ナチスに無自覚・無批判なのは決して日本サッカー界だけの問題ではない
「こういうことがわからないというのは日本人だから仕方ないのかな、と思うけれど……」
オロウィッツはあきらめにも近い口調である。
そのオロウィッツが、ナチスのエンブレムを使うガンバ大阪のサポーターを告発する書き込みをすると、心ない誹謗中傷が当のガンバサポーターの一部から浴びせられたという。「ボクはもっと大人になって黙っているべきだったのかもしれない」ともいう。しかし、それは間違いだ。ユダヤ系の彼には声を大にして日本社会に訴えかける権利がある。
前述のアイドルグループのナチス風衣装の一件でも、「ナチスの衣装でなにが悪いのか」「ここは日本だ。ナチスは関係ない」といった声がネットでは渦巻いた。このことからもわかるように、日本におけるナチスに対する無理解……というかナチスに迫害された立場の人間に対する理解が足りないことは、なにもサッカーや芸能界のみならず、日本社会全般に蔓延しているものなのだ。

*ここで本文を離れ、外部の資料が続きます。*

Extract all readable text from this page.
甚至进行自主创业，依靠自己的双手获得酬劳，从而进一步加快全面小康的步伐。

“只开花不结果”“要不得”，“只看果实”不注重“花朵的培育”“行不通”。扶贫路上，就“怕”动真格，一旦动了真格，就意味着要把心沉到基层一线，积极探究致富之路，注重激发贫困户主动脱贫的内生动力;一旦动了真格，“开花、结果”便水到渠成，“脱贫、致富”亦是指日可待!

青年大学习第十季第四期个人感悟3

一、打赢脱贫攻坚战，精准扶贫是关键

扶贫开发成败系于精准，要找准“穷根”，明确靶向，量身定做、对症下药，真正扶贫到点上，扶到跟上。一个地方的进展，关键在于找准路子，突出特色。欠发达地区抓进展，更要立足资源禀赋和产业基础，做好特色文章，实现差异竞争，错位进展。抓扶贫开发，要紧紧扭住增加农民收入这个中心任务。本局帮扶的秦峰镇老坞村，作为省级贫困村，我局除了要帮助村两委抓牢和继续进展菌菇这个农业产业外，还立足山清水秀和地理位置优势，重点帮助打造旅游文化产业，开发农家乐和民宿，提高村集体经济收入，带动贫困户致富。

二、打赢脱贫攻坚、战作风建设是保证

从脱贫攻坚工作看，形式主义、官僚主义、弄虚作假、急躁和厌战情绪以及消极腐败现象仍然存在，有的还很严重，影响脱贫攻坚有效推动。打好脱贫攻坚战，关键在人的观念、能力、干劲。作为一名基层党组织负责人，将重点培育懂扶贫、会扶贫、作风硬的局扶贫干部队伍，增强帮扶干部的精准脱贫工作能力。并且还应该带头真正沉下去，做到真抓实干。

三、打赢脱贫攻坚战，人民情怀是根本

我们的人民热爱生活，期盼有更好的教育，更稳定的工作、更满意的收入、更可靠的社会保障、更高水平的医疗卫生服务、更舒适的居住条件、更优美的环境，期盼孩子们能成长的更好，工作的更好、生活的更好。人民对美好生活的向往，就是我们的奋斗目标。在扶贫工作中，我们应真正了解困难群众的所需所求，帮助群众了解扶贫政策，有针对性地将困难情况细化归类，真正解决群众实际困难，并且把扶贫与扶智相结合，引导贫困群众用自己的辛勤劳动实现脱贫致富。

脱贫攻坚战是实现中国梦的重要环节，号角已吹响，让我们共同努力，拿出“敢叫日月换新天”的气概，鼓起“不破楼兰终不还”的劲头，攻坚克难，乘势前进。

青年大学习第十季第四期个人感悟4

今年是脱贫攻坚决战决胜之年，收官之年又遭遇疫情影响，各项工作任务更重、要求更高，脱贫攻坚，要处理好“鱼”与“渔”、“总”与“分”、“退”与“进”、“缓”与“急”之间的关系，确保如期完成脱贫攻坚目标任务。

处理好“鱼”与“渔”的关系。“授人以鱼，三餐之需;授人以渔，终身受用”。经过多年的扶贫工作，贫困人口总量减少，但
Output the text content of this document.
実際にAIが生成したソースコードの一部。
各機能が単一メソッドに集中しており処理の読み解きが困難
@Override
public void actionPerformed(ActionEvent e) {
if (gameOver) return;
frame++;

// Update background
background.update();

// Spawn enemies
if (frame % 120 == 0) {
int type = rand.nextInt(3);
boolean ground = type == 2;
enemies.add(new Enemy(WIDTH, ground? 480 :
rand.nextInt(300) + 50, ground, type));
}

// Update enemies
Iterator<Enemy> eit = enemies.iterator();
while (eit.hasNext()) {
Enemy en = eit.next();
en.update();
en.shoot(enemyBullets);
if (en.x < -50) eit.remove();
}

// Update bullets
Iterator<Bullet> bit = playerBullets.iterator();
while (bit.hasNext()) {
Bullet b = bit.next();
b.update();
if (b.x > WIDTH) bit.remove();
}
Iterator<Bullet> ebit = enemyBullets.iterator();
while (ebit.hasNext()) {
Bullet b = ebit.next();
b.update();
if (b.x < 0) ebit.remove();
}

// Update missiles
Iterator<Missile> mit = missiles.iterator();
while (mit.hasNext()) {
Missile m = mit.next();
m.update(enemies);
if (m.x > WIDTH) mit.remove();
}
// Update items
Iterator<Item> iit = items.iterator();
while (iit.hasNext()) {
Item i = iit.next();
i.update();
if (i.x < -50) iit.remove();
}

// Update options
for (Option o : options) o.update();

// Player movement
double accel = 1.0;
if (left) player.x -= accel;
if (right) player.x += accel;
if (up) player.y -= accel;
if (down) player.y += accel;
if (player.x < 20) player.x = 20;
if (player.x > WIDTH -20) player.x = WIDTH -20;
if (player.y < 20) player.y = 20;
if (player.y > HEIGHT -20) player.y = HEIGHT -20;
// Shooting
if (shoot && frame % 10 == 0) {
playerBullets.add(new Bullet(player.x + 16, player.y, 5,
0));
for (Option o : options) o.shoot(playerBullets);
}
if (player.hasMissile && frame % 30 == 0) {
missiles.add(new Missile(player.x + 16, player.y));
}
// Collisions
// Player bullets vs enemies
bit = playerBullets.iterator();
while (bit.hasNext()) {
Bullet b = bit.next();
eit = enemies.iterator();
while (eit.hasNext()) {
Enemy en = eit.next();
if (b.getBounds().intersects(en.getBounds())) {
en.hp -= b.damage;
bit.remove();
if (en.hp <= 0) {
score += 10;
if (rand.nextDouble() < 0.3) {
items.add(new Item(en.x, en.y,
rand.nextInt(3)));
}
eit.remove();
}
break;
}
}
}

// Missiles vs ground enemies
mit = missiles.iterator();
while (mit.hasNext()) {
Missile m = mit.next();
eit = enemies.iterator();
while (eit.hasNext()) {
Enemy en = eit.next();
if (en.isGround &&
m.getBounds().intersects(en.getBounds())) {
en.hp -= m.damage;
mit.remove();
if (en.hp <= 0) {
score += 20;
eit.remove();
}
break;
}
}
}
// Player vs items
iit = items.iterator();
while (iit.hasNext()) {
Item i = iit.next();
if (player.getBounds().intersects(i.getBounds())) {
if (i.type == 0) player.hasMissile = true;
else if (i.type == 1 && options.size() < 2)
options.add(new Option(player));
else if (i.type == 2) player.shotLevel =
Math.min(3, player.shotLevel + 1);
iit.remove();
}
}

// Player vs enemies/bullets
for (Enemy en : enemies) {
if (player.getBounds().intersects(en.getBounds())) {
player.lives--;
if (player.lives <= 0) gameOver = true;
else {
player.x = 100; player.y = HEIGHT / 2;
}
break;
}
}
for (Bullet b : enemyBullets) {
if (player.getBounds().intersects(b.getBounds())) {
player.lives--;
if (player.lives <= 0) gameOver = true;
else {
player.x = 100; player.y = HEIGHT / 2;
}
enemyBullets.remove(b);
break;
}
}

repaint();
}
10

麻生太郎財務大臣による「ナチスに見習ったらどうかね」という発言があったのもまだ記憶に残る話だろう。この発言の趣旨がいかなるものであろうと、ナチスを肯定するような発言やファッションを含めて、世界的にはタブーなことをもっと知るべきなのではないか。
インターネットは世界の情報の流通速度を飛躍的に高め、日本の問題はすぐさま世界に伝わる。そのときに、日本のイメージダウンは避けられない。日本にも多くの在日外国人がいて、これは増えることはあれど減ることはない。むしろそれが前提の社会として考えなければならないはずだ。もちろんそれは、政治・思想・宗教の話はタブーとするような事なかれ主義なのではなく、明確にナチスの差別問題とジェノサイドの歴史認識の問題と捉えねばならない。
Jリーグの村井満チェアマンは、このガンバ大阪のナチス旗の問題について2014年におきた“JAPANESE ONLY”の一件を引き合いに出してコメントした。
「私がチェアマンに就任した2014年に『ジャパニーズオンリー』があって、あの差別問題だけでなく、いろいろな政治的メッセージとか、さまざまなことをケアしなければいけないとあのときに確認しあった」
あの時の対応は、差別問題に強い決意で立ち向かえなかった浦和レッズに対して、逆にすばやいアクションで強い措置に出たJリーグは関係者からは評価された。しかし、結局は繰り返しになってしまったことも否めない。
一方で、翌年、黒人選手を差別するともとられかねない行為をサポーターが行った横浜F・マリノスは、約2年間にわたり法務省の人権擁護局のテキストを使いながらクラブ主催の反差別の教育プログラムをサポーター対象に行った。